Mesmo com condenação, Cunha pode ser solto após decisão do STF

Foto: Fabio Rodrigues Pozzebom/Agência Brasil
Foto: Fabio Rodrigues Pozzebom/Agência Brasil

O deputado cassado Eduardo Cunha (PMDB-RJ) foi condenado, nesta quinta-feira (30), a 15 anos e 4 meses de reclusão pelo juiz federal Sérgio Moro, no âmbito da operação Lava Jato.

A defesa de Cunha, coordenada pelo advogado Marlus Arns de Oliveira, já anunciou que vai recorrer ao Tribunal Regional Federal da 4ª Região (TRF-4) em Porto Alegre (RS). O prazo é de cinco dias.

Além disso, os advogados do ex-presidente da Câmara têm um Habeas Corpus (HC) em aberto no Supremo Tribunal Federal (STF) que, dependendo da decisão dos magistrados, pode determinar a soltura de Cunha.

No HC, a defesa argumenta que Moro tem se validado de manobras processuais para prejudicar a análise dos pedidos de liberdade em instâncias superiores e alega que não há razões para a prisão, mesmo com a condenação.

O STF já negou duas solicitações de liberdade protocoladas pela defesa de Cunha.  No último HC, a defesa alegou que a liberdade do ex-presidente da Câmara dos Deputados não traria novos riscos às investigações. Neste mês, os integrantes do tribunal decidiram que a manutenção da prisão preventiva se justifica pois o réu “faz parte de um sistêmico e profissional esquema de corrupção” que trouxe “prejuízos financeiros milionários” aos cofres públicos.

No mês passado, a maioria dos ministros do Supremo decidiram manter a prisão de Cunha alegando que não houve ilegalidade na decisão do juiz Sérgio Moro.

Na sentença que condenou Cunha, Moro falou sobre os pedidos de Habeas Corpus negados pelo STF. “Tais decisões revelam que o Ministro Teori Zavascki tinha a prisão preventiva de Eduardo Cosentino da Cunha como necessária e só não a decretou porque, em um primeiro momento, estava ele protegido pelo estatuto peculiar do parlamentar federal, que proíbe a prisão cautelar do parlamentar federal salvo em casos de flagrante delito por crime inafiançável (art. 53, §2º da Constituição Federal de 1988), e, em um segundo momento, após a perda do mandato, em decorrência da consequente perda da competência pelo Supremo Tribunal Federal”. 

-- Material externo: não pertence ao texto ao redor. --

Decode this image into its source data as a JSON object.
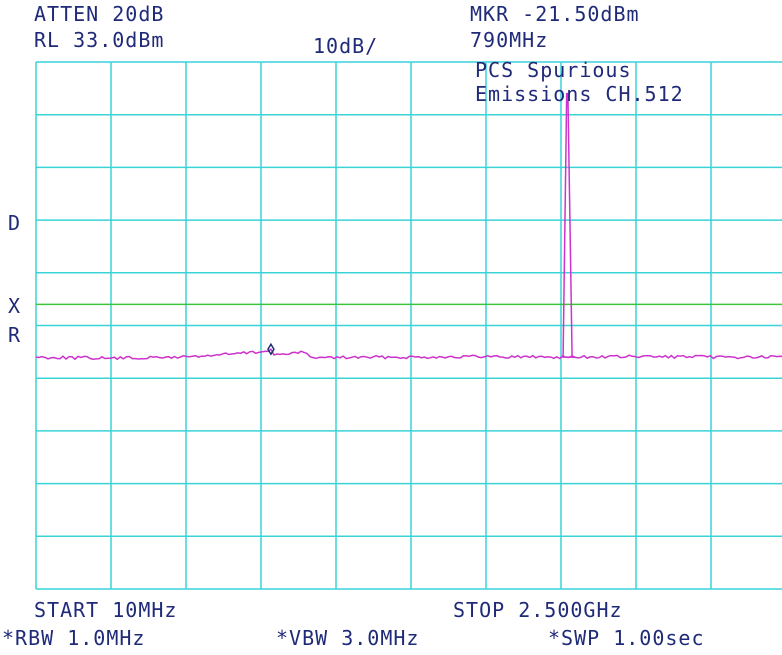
{
  "header": {
    "atten": "ATTEN 20dB",
    "ref_level": "RL 33.0dBm",
    "scale": "10dB/",
    "marker_amp": "MKR -21.50dBm",
    "marker_freq": "790MHz",
    "annotation_line1": "PCS Spurious",
    "annotation_line2": "Emissions CH.512"
  },
  "side_markers": {
    "d": "D",
    "x": "X",
    "r": "R"
  },
  "footer": {
    "start": "START 10MHz",
    "stop": "STOP 2.500GHz",
    "rbw": "*RBW 1.0MHz",
    "vbw": "*VBW 3.0MHz",
    "swp": "*SWP 1.00sec"
  },
  "colors": {
    "grid": "#39d3d8",
    "trace": "#cc33cc",
    "limit_line": "#3cc43c",
    "text": "#1f2a78"
  },
  "chart_data": {
    "type": "line",
    "title": "",
    "xlabel": "",
    "ylabel": "",
    "x_start_mhz": 10,
    "x_stop_mhz": 2500,
    "ref_level_dbm": 33.0,
    "db_per_div": 10,
    "vertical_divisions": 10,
    "horizontal_divisions": 10,
    "ylim": [
      -67.0,
      33.0
    ],
    "grid": true,
    "limit_line_dbm": -13.0,
    "noise_floor_dbm": -23.0,
    "series": [
      {
        "points": [
          [
            10,
            -23.0
          ],
          [
            250,
            -23.2
          ],
          [
            420,
            -23.1
          ],
          [
            560,
            -22.8
          ],
          [
            760,
            -22.0
          ],
          [
            790,
            -21.5
          ],
          [
            800,
            -22.6
          ],
          [
            900,
            -22.1
          ],
          [
            930,
            -23.1
          ],
          [
            1200,
            -23.0
          ],
          [
            1500,
            -22.9
          ],
          [
            1800,
            -23.0
          ],
          [
            1760,
            -23.0
          ],
          [
            1772,
            27.0
          ],
          [
            1776,
            27.0
          ],
          [
            1790,
            -23.0
          ],
          [
            2000,
            -22.9
          ],
          [
            2300,
            -23.0
          ],
          [
            2500,
            -23.0
          ]
        ]
      }
    ],
    "marker": {
      "freq_mhz": 790,
      "amp_dbm": -21.5
    }
  }
}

O juiz também apontou fatos que justificariam manter a prisão de Cunha. “O condenado, mesmo preso preventivamente e respondendo à presente ação penal, buscou intimidar e constranger o Exmo. Sr. Presidente da República e com isso, aparentemente, provocar alguma espécie intervenção indevida da parte dele em favor do preso“.

Cunha está preso em Curitiba desde outubro do ano passado.